When to send requests
Wait until at least 3:00 AM local time on the first day of the month to begin monthly eligibility checks. This approach allows for delays in payer system updates and time zone differences. It also avoids the large volume of requests that occur from many organizations scheduling their refresh checks to begin at midnight.
Avoid sending batches of refresh checks during your business hours, since you may inadvertently exceed your Stedi account’s concurrency limit and leave none available to perform eligibility checks in response to real-time customer requests.
Avoid throttling
Payers expect to receive requests at a “human scale”, such as a member entering insurance information into a website or presenting their insurance card at a doctor’s office. They may throttle high volumes of requests for the same provider (NPI ID) at once. Stedi’s eligibility check API also has a default rate limit of 5 concurrent requests per account.
Throttling indicators
Monitor responses for the following codes:
- HTTP status code
429
, which indicates that Stedi is throttling because you reached your account concurrency limit payer.aaaErrors.code = “42”

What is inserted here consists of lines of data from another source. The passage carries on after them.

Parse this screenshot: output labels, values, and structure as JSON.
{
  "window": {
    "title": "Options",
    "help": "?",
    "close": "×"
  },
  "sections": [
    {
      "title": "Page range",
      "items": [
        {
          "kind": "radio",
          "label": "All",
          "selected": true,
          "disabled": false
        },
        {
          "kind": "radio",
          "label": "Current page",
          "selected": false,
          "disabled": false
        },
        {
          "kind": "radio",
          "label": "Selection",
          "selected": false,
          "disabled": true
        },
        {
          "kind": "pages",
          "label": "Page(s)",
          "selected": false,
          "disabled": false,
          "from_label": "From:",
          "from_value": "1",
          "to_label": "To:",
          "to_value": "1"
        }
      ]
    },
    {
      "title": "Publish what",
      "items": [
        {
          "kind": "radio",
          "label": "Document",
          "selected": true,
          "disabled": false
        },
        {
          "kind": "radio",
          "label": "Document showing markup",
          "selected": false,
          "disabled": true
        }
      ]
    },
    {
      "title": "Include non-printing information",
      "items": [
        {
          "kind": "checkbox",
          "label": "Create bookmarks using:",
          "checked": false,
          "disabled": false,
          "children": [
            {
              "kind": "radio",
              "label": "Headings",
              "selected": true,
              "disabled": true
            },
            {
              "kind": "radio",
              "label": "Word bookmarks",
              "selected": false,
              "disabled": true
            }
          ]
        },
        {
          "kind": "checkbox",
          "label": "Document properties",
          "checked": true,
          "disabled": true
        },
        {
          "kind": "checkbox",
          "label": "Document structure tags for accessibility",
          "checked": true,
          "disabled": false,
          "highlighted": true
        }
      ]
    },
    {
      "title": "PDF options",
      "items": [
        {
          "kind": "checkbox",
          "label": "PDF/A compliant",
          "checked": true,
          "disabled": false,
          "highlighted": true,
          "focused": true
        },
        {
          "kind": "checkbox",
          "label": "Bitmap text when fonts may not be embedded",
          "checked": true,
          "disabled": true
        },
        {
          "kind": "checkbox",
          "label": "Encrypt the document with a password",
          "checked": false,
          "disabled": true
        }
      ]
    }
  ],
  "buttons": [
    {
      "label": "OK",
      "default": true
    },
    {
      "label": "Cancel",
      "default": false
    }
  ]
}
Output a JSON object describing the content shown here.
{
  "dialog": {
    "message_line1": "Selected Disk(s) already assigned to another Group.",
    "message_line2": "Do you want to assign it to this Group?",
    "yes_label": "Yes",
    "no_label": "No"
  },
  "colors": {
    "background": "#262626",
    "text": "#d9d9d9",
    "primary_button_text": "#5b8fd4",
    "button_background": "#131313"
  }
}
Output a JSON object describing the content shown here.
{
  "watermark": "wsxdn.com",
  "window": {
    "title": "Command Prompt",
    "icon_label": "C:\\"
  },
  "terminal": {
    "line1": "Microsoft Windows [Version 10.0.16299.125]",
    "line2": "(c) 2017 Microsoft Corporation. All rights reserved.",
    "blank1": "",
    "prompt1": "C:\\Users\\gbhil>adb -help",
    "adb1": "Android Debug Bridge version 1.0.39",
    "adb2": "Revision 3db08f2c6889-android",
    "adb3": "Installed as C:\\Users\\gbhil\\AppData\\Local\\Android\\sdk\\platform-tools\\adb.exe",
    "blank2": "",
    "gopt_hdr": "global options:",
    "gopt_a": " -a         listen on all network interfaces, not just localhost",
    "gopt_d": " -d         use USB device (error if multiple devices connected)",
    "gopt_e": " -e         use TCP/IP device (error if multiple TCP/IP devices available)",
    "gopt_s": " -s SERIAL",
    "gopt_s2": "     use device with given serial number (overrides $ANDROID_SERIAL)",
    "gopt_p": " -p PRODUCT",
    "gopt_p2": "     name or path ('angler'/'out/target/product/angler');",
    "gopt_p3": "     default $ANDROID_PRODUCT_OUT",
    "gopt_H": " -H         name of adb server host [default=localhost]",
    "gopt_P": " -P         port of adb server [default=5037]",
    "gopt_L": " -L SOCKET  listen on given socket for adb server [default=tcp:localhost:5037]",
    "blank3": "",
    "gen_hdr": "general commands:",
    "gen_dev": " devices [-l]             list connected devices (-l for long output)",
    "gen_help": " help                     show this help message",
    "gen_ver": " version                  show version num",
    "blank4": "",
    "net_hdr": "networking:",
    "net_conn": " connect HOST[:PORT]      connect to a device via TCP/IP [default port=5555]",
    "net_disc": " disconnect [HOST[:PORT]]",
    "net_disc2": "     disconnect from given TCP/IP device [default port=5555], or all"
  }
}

, which indicates that the payer is having issues
How to avoid throttling
Follow these guidelines:
- Don’t hit payers with the same NPI ID more than 1-2 times every 15 seconds unless it’s necessary to process your batch in a reasonable timeframe.

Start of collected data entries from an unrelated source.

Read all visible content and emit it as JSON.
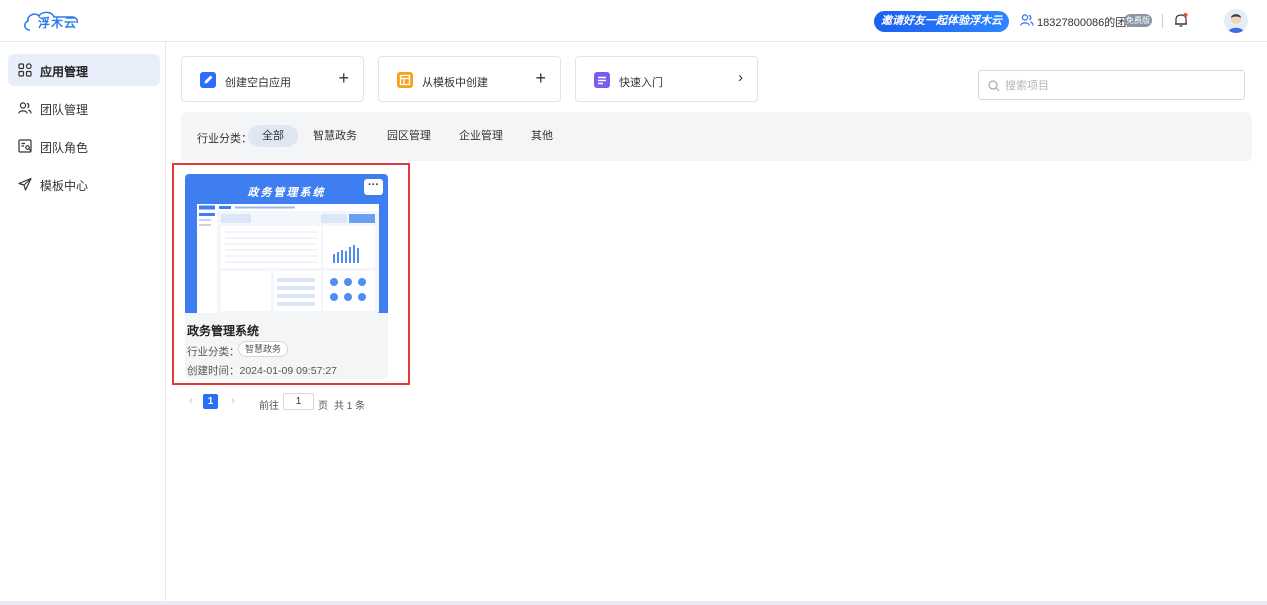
{
  "header": {
    "logo_text": "浮木云",
    "invite_label": "邀请好友一起体验浮木云",
    "team_name": "18327800086的团队",
    "plan_badge": "免费版"
  },
  "sidebar": {
    "items": [
      {
        "label": "应用管理",
        "icon": "grid-icon",
        "active": true
      },
      {
        "label": "团队管理",
        "icon": "team-icon",
        "active": false
      },
      {
        "label": "团队角色",
        "icon": "role-icon",
        "active": false
      },
      {
        "label": "模板中心",
        "icon": "send-icon",
        "active": false
      }
    ]
  },
  "actions": {
    "create_blank": {
      "label": "创建空白应用",
      "icon": "edit-icon",
      "color": "#2a6ff6"
    },
    "from_template": {
      "label": "从模板中创建",
      "icon": "template-icon",
      "color": "#f7a21b"
    },
    "quick_start": {
      "label": "快速入门",
      "icon": "doc-icon",
      "color": "#7b5cf0"
    }
  },
  "search": {
    "placeholder": "搜索项目"
  },
  "filter": {
    "label": "行业分类：",
    "options": [
      "全部",
      "智慧政务",
      "园区管理",
      "企业管理",
      "其他"
    ],
    "active": "全部"
  },
  "apps": [
    {
      "thumbnail_title": "政务管理系统",
      "name": "政务管理系统",
      "category_label": "行业分类：",
      "category": "智慧政务",
      "created_label": "创建时间：",
      "created_at": "2024-01-09 09:57:27",
      "created_text": "创建时间：2024-01-09 09:57:27",
      "more_label": "···"
    }
  ],
  "pagination": {
    "current": "1",
    "goto_label": "前往",
    "page_value": "1",
    "page_label": "页",
    "total_label": "共 1 条"
  },
  "colors": {
    "primary": "#2a6ff6",
    "highlight_border": "#e53935",
    "thumb_bg": "#3f7ef0"
  }
}
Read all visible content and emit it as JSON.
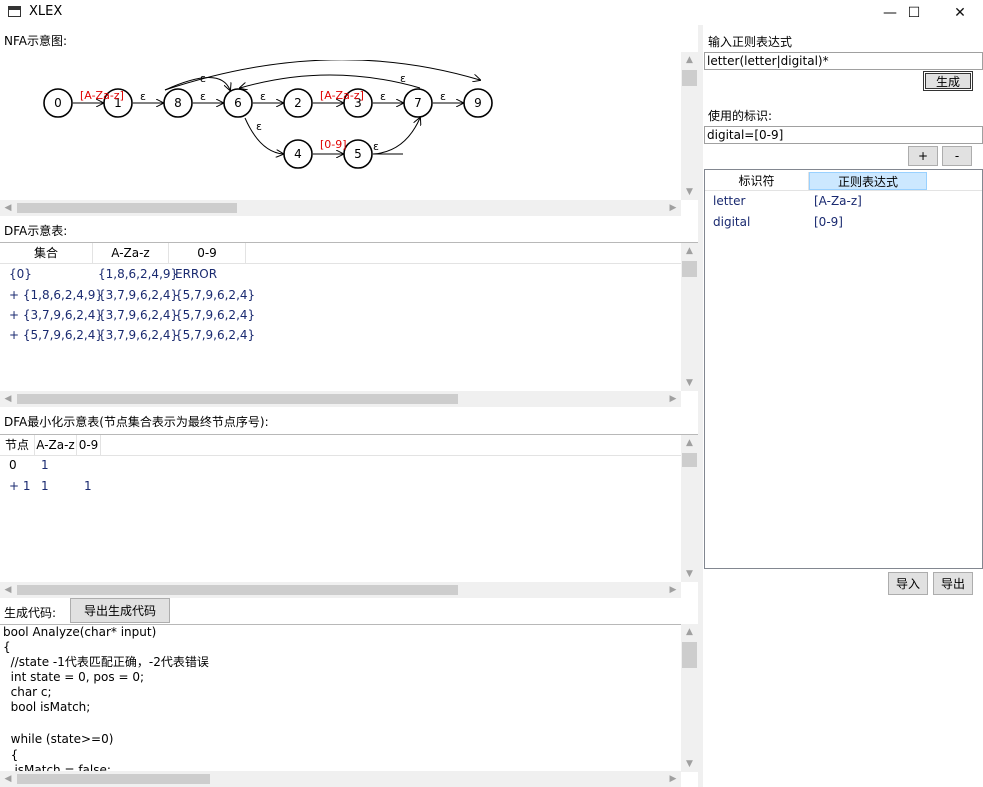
{
  "window": {
    "title": "XLEX",
    "minimize": "—",
    "maximize": "☐",
    "close": "✕"
  },
  "nfa": {
    "label": "NFA示意图:",
    "states": [
      "0",
      "1",
      "8",
      "6",
      "2",
      "3",
      "7",
      "9",
      "4",
      "5"
    ],
    "edge_labels": {
      "letter": "[A-Za-z]",
      "digit": "[0-9]",
      "epsilon": "ε"
    },
    "accent_color": "#e00000"
  },
  "dfa": {
    "label": "DFA示意表:",
    "headers": [
      "集合",
      "A-Za-z",
      "0-9"
    ],
    "rows": [
      [
        "{0}",
        "{1,8,6,2,4,9}",
        "ERROR"
      ],
      [
        "+ {1,8,6,2,4,9}",
        "{3,7,9,6,2,4}",
        "{5,7,9,6,2,4}"
      ],
      [
        "+ {3,7,9,6,2,4}",
        "{3,7,9,6,2,4}",
        "{5,7,9,6,2,4}"
      ],
      [
        "+ {5,7,9,6,2,4}",
        "{3,7,9,6,2,4}",
        "{5,7,9,6,2,4}"
      ]
    ]
  },
  "mindfa": {
    "label": "DFA最小化示意表(节点集合表示为最终节点序号):",
    "headers": [
      "节点",
      "A-Za-z",
      "0-9"
    ],
    "rows": [
      [
        "0",
        "1",
        ""
      ],
      [
        "+ 1",
        "1",
        "1"
      ]
    ]
  },
  "code": {
    "label": "生成代码:",
    "export_button": "导出生成代码",
    "lines": [
      "bool Analyze(char* input)",
      "{",
      "  //state -1代表匹配正确，-2代表错误",
      "  int state = 0, pos = 0;",
      "  char c;",
      "  bool isMatch;",
      "",
      "  while (state>=0)",
      "  {",
      "   isMatch = false;"
    ]
  },
  "right": {
    "regex_label": "输入正则表达式",
    "regex_value": "letter(letter|digital)*",
    "generate_button": "生成",
    "ident_label": "使用的标识:",
    "ident_value": "digital=[0-9]",
    "add_button": "+",
    "remove_button": "-",
    "table_headers": [
      "标识符",
      "正则表达式"
    ],
    "table_rows": [
      [
        "letter",
        "[A-Za-z]"
      ],
      [
        "digital",
        "[0-9]"
      ]
    ],
    "import_button": "导入",
    "export_button": "导出"
  },
  "colors": {
    "selected_header_bg": "#cce8ff",
    "selected_header_border": "#99d1ff",
    "table_text": "#1a2a70"
  }
}
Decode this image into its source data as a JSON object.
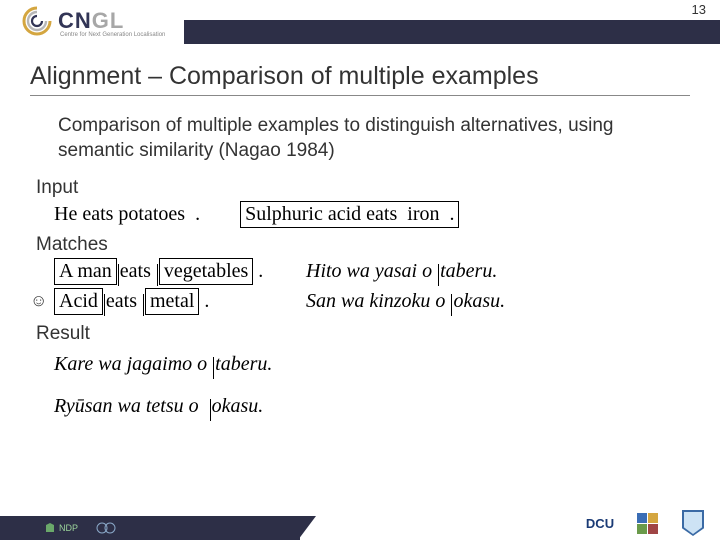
{
  "header": {
    "page_number": "13",
    "logo_main": "CNGL",
    "logo_sub": "Centre for Next Generation Localisation"
  },
  "title": "Alignment – Comparison of multiple examples",
  "description": "Comparison of multiple examples to distinguish alternatives, using semantic similarity (Nagao 1984)",
  "labels": {
    "input": "Input",
    "matches": "Matches",
    "result": "Result"
  },
  "input": {
    "ex1": {
      "subj": "He",
      "verb": "eats",
      "obj": "potatoes",
      "tail": "."
    },
    "ex2": {
      "subj": "Sulphuric acid",
      "verb": "eats",
      "obj": "iron",
      "tail": "."
    }
  },
  "matches": [
    {
      "boxed_subj": "A man",
      "mid": "eats",
      "boxed_obj": "vegetables",
      "tail": ".",
      "jp_pre": "Hito wa yasai o",
      "jp_verb": "taberu.",
      "smiley": false
    },
    {
      "boxed_subj": "Acid",
      "mid": "eats",
      "boxed_obj": "metal",
      "tail": ".",
      "jp_pre": "San wa kinzoku o",
      "jp_verb": "okasu.",
      "smiley": true
    }
  ],
  "results": [
    {
      "pre": "Kare wa jagaimo o",
      "verb": "taberu."
    },
    {
      "pre": "Ryūsan wa tetsu o",
      "verb": "okasu."
    }
  ],
  "footer": {
    "ndp": "NDP",
    "dcu": "DCU"
  }
}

- Use an exponential backoff algorithm to wait progressively longer periods before sending another request to the same payer. This approach differs from “live” eligibility checks where we recommend immediate retries because a patient might be waiting on the results.

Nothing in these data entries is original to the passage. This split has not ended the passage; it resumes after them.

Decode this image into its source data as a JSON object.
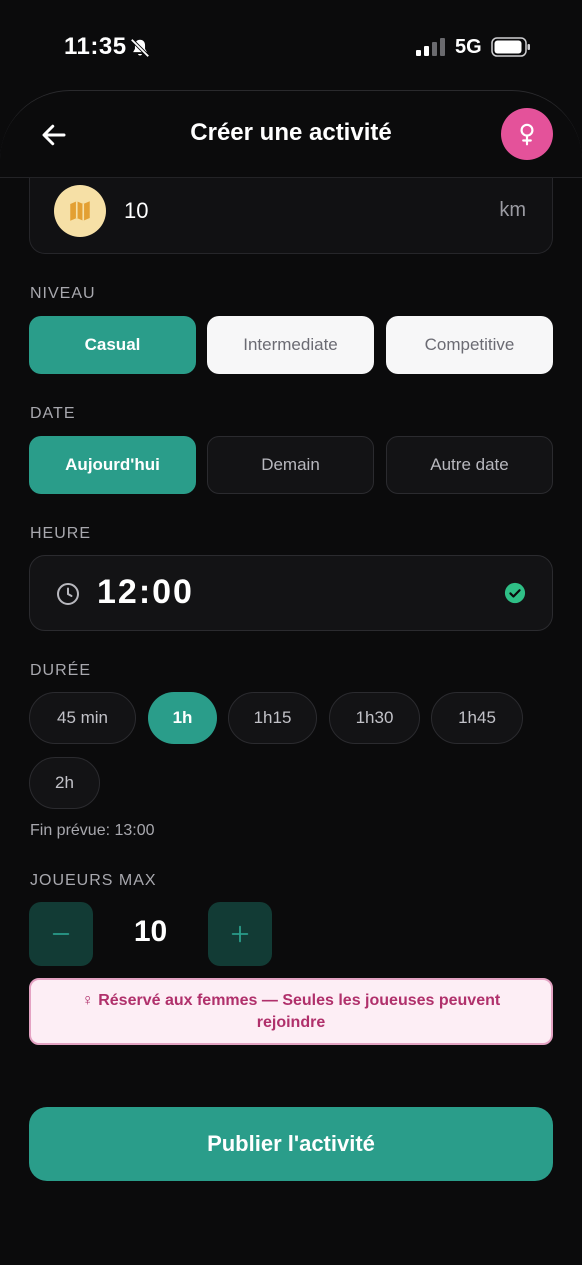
{
  "status": {
    "time": "11:35",
    "network": "5G"
  },
  "header": {
    "title": "Créer une activité"
  },
  "distance": {
    "value": "10",
    "unit": "km"
  },
  "level": {
    "label": "NIVEAU",
    "options": [
      "Casual",
      "Intermediate",
      "Competitive"
    ],
    "selected": "Casual"
  },
  "date": {
    "label": "DATE",
    "options": [
      "Aujourd'hui",
      "Demain",
      "Autre date"
    ],
    "selected": "Aujourd'hui"
  },
  "time": {
    "label": "HEURE",
    "value": "12:00"
  },
  "duration": {
    "label": "DURÉE",
    "options": [
      "45 min",
      "1h",
      "1h15",
      "1h30",
      "1h45",
      "2h"
    ],
    "selected": "1h",
    "end_text": "Fin prévue: 13:00"
  },
  "players": {
    "label": "JOUEURS MAX",
    "value": "10"
  },
  "notice": {
    "text": "♀ Réservé aux femmes — Seules les joueuses peuvent rejoindre"
  },
  "publish": {
    "label": "Publier l'activité"
  },
  "colors": {
    "accent": "#2a9d8a",
    "pink": "#e4529a",
    "background": "#0b0b0c"
  }
}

- Wait a few hours to retry if the first day of the month falls on a weekend and all requests to a particular payer are failing. Some payers have scheduled downtime, usually on weekends.
- Interleave requests to multiple payers in a round-robin style. For example, instead of sending all requests to payer #1 and then all requests to payer #2, send one request to payer #1, then one request to payer #2, and then go back to payer #1. Many payers impose real-time transaction rate limits on particular sources or NPIs, so interleaving requests across payers reduces the risk of hitting those limits.
Minimize waste
We recommend the following to optimize your monthly eligibility checks:
- Periodically purge or archive records for inactive patients. It’s a waste to perform eligibility checks on patients who have died or who haven’t scheduled an encounter for several years.
- Remove or deactivate patients that are no longer eligible. The payer indicates ineligibility by setting
benefitsInformation.code = “6”
(Inactive) in the response.
Follow up as needed
Check for benefitsInformation.code = “5”
, which stands for Active - Pending investigation, or a response containing a benefitsDateInformation.premiumPaidToDateEnd
before the current date. Some payers may still show active coverage while the subscriber is behind on premium payments.
You may want to conduct additional checks on these patients because they have an elevated risk of losing coverage soon.